What are you hearing? What is being said?

“Three-fourths of the miseries and misunderstandings in the world will disappear if we step into the shoes of our adversaries and understand their standpoint.” – Mahatma Gandhi

Communication is relative. What you hear from me is a combination of your subjective perceptions of reality as well as mine. For our conversations to be productive and potent, we both need to be aware of and respect our perceptual differences. How often do we do this? How natural is it? In my experience, even as a student and a facilitator of difficult conversations, it is not a natural default mode and requires a committed conscious discipline.

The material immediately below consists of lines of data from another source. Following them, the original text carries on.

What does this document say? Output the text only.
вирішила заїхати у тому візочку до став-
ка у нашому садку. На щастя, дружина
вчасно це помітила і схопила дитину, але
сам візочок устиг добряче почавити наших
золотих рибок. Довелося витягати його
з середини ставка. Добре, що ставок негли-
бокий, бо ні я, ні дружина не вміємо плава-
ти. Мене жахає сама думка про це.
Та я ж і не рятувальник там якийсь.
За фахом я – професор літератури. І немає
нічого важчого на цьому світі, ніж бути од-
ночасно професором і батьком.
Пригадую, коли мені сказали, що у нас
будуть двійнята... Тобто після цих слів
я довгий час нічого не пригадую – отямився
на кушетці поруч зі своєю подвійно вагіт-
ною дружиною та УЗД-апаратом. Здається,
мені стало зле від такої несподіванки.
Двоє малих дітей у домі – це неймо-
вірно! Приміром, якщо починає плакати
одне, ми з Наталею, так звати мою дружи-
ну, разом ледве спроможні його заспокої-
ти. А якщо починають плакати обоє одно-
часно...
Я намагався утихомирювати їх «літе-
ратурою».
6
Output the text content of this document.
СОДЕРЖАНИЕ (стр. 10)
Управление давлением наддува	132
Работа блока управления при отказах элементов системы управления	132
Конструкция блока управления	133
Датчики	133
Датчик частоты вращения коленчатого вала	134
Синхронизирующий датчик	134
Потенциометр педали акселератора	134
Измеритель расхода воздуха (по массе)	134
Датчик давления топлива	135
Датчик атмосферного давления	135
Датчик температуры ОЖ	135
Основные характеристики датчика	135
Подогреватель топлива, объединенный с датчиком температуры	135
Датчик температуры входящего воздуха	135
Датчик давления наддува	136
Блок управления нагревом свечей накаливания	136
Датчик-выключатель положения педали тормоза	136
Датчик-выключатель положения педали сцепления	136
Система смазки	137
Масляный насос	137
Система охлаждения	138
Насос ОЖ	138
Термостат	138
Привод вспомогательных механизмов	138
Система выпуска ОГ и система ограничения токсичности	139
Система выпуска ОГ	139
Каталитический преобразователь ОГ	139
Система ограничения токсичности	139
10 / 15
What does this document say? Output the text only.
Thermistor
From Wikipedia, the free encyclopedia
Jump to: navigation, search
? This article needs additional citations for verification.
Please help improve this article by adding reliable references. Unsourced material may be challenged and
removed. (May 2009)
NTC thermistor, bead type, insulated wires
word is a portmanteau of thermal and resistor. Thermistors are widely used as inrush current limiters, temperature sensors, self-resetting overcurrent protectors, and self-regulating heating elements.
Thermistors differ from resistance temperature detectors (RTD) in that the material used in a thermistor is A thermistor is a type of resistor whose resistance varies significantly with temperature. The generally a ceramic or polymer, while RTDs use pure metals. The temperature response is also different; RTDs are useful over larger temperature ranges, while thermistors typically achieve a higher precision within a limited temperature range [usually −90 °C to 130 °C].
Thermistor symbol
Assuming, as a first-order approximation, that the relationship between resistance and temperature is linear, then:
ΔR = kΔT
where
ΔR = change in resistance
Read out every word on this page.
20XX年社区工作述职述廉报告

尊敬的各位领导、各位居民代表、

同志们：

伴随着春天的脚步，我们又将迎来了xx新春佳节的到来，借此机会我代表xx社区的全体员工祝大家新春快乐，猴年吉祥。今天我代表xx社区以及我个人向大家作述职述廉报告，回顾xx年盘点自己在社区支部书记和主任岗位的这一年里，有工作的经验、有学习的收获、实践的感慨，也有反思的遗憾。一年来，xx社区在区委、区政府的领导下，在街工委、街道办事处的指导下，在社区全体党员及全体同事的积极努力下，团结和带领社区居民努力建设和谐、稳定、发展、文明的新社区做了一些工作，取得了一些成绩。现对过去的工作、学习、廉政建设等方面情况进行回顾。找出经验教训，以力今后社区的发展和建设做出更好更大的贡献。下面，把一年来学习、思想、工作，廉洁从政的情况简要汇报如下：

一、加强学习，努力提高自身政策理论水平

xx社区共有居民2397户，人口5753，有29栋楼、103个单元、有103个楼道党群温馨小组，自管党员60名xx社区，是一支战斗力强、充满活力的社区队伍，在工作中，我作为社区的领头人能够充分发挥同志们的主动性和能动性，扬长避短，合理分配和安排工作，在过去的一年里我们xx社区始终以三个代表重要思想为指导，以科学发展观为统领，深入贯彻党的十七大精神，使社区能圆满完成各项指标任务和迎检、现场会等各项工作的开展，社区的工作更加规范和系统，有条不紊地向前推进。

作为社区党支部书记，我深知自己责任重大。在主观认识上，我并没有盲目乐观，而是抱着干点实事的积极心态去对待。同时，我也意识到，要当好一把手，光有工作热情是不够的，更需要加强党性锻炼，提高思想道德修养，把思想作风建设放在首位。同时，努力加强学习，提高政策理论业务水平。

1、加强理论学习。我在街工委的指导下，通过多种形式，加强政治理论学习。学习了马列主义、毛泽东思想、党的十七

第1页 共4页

We listen (and judge) so often “from” our programs, filters, and preferences – and also from our triggers and identity attachments. Be aware of the story that runs in your head as you a engage in difficult or frustrating conversations. In that story, there is an opportunity to responsibly question your assumptions, expectations, and projections that lead to misunderstanding and misinterpretations. Misunderstandings and misinterpretations that create high levels of inefficiency in communication = barriers, chasms, and limitations in outcomes and solutions.

Slow down the conversation. Especially the one in your head. And perception check. “This is what I am hearing. Is this what you intend to communicate to me? Do I have it right?” The discipline of perception checking keeps conversations on an accountable track and minimizes the unnecessary misunderstandings that lead to inefficient, avoidable conflict.